Contributing Author: William A Raabe
One aspect of estate planning that will be of interest to your students is the treatment of a decedent’s digital assets upon death, as to taxes but also just in determining the proper access to and ownership of those assets after a death.
Start with this question: If you were to die today, who would get your photo archive, banking records, and email history? How do you plan ahead for your Instagram account outliving you?
Just from the federal transfer tax standpoint, any asset of the decedent is included in the gross estate, usually at date-of-death value. But that presumes that an executor is able to identify, find, and place a value on all of those assets, no small task where digital assets are concerned.
On top of that, a young person (like one of your students) almost never has executed a will, financial power of attorney, or other legal document that addresses the successive ownership of those assets. That means that the dense language of user agreements for web assets, documents that likely no one actually reads but for which everyone blindly clicks Agree, controls the disposition of those assets, and most early court cases say that survivors can have no access to the assets without explicit directions from the decedent. What a mess.
Let’s say that digital assets include at least the following:
- Archives of photo, music, and video files.
- Financial records, including bank accounts, PayPal and Venmo, mutual funds and investments, gaming accounts, “auto pay” arrangements, and similar resources.
- Histories and contacts involving email, blogs, social networking sites, and the like.
- Reward programs, such as for airlines, credit cards, and retailers.
- Domain names and other branding devices.
- Databases used for business and other purposes, perhaps including names, id numbers, transaction histories, investment records, etc.
- Cloud-based and other backup files.
- Rights and formulas involving cryptocurrencies.
Assume that you are the executor of an estate where the decedent led an active digital life. Your task now is to pull together records involving the digital portfolio, make valuations of various assets, and carry out the disposition of the assets as the decedent would have wanted, without incurring the wrath of the courts or of potential beneficiaries who feel shortchanged.
A first step is to gain access to the assets. In the best case, the decedent has left you a list of accounts, user names, passwords, and written permission to work with those assets after his/her death. Perhaps there are directives in the user agreements for the decedent’s assets that address these access issues. Google’s Inactive Account Manager, and apps like it, could be of help. But Yahoo requires the submission of a death certificate, and Facebook sometimes requires a court order to obtain access to a decedent’s data. So this may not be easy.
Many states have adopted versions of the Uniform Fiduciary Access to Digital Assets Act (UFADAA), draft legislation that controls a fiduciary’s access to and management of, the online resources of the decedent, although some of the states have enacted only narrow aspects of the provisions. This is important because state law controls “what is property” and “what happens to it after one’s death.”

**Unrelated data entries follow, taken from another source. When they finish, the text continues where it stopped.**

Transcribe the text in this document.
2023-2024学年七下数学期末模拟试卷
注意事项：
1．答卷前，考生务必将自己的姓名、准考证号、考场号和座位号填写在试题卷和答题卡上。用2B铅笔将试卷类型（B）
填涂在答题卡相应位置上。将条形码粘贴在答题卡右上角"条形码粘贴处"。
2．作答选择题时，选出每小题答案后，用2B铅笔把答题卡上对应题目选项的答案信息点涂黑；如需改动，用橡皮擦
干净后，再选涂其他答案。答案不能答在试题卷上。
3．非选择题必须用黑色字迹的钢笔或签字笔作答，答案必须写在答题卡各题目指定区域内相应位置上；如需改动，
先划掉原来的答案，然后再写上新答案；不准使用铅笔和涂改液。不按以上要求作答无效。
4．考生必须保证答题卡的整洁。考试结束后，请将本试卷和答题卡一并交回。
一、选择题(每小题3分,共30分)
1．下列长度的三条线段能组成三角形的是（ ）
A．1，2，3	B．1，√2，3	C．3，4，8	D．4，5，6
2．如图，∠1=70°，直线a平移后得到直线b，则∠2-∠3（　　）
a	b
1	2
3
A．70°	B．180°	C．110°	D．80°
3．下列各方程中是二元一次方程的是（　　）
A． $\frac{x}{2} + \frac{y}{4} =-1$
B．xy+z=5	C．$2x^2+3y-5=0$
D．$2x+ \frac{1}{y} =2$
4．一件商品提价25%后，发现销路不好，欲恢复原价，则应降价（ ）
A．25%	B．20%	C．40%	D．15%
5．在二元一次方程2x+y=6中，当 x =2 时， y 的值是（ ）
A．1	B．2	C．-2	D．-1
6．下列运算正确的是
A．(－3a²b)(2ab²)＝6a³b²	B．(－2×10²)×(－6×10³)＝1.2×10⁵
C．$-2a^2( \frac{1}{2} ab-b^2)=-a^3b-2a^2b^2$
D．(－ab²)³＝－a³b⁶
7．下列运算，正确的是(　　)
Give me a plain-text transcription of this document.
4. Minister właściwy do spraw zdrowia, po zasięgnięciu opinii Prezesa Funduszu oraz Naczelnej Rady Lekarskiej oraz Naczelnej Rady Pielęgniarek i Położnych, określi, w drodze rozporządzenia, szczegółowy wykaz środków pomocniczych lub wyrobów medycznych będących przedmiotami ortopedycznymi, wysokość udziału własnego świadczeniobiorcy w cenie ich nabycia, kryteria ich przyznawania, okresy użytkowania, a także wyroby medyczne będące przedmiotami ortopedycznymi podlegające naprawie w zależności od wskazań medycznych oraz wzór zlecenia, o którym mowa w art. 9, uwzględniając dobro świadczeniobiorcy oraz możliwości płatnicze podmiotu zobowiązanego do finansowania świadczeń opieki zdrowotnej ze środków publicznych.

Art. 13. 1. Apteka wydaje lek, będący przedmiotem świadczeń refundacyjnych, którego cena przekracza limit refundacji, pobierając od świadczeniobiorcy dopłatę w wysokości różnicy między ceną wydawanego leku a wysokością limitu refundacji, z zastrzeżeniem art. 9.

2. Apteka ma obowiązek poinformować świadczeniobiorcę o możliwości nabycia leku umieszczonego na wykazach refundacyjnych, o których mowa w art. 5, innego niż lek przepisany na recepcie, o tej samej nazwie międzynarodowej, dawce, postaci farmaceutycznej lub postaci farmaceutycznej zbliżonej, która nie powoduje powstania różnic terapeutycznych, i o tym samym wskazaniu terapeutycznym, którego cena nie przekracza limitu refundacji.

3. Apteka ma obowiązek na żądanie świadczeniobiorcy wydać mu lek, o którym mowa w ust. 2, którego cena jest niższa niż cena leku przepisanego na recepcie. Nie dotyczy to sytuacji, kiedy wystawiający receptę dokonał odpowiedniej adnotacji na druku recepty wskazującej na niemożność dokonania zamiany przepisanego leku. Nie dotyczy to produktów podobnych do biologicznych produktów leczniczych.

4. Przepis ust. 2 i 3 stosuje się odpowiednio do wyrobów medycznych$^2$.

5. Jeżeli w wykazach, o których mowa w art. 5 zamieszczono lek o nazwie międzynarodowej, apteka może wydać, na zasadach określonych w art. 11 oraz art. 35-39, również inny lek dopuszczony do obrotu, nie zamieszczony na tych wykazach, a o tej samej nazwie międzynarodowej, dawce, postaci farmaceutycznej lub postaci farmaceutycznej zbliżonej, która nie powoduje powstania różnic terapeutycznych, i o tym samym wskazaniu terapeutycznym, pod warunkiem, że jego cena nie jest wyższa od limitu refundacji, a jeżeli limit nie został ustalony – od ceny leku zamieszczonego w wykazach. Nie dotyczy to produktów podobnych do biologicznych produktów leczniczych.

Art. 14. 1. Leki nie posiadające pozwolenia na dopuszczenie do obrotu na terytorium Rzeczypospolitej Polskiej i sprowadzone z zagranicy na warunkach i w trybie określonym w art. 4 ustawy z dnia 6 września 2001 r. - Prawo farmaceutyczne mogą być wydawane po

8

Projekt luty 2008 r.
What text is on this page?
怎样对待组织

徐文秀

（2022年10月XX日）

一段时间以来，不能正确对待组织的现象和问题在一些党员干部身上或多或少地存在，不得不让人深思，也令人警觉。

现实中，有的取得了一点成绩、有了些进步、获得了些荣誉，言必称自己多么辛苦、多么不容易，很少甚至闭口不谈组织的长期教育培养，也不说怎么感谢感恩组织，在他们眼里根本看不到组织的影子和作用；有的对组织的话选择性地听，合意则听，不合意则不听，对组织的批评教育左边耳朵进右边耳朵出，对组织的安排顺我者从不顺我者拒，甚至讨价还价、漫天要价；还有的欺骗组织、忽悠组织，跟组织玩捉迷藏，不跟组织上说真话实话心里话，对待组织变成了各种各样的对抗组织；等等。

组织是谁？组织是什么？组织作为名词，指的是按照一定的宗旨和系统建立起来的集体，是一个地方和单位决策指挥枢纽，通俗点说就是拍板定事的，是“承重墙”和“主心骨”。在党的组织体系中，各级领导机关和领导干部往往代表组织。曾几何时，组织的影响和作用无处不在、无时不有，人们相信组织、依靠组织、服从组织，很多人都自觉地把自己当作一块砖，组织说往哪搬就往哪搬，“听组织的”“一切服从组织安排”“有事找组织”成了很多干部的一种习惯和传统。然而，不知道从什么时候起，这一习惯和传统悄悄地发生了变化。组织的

From a planning standpoint, every client should be encouraged to make an inventory and keep it current for as many digital assets as they can think of. Current passwords, answers to “secret questions,” and other access tools must be in the possession of the key survivors, whether they be financial, legal, or family members. This is another reason to use a good password manager, like LastPass, to organize potentially disparate data, and accommodate the frequent “change your password” rules of many sites.
Explicit permission to “take over” one’s digital life should be granted, as broadly as possible and allowing great discretion by the survivor, who must act quickly so as to pre-empt scam artists from opening new credit cards, filing for tax refunds, and otherwise committing “post-mortem identity theft.”
For some decedents, one or more of their digital assets could be of great value, such that transfer tax and other liquidity issues may arise, or that multiple claims to the asset will be made. Violations of various federal laws, such as the Stored Communications Act and the Computer Fraud and Abuse Act, must be avoided. The story gets more complicated when digital assets are held overseas – PS does it matter where the servers are located that make up “the cloud” that holds your assets?
The decedent’s assets that are not found can revert to the state or to the company that helped to create them, under unclaimed property laws that act like 100%-rate taxes on those who did not plan well. Don’t let this happen to your students or their eventual estate planning clients.
- Accounting and law students must be trained in identifying issues and finding resources concerning succession issues for digital assets. Discuss.
- State and federal asset valuation principles, like those discussed in text Section 19-1, are grossly inadequate when digital assets are involved. The AICPA should take the lead in crafting new directives for this purpose. Discuss.
- Summarize in two Power Point slides the status of your state’s adoption of rules like the UFADAA. Be specific and give good citation links.
- Find two “horror stories” involving difficulties encountered by survivors involving the digital assets of a decedent. Summarize your findings in a one-page memo to your instructor. Offer a change in controlling law that would have led to a more reasonable solution. Start your search with narratives involving Facebook, Google, Twitter, or Apple.
- Make a list of “best practices” in planning for an individual’s digital assets. Construct your list from articles posted by law and consulting firms, all of which you link to. Assume the decedent was a successful entrepreneur with well-developed branding and e-commerce activities.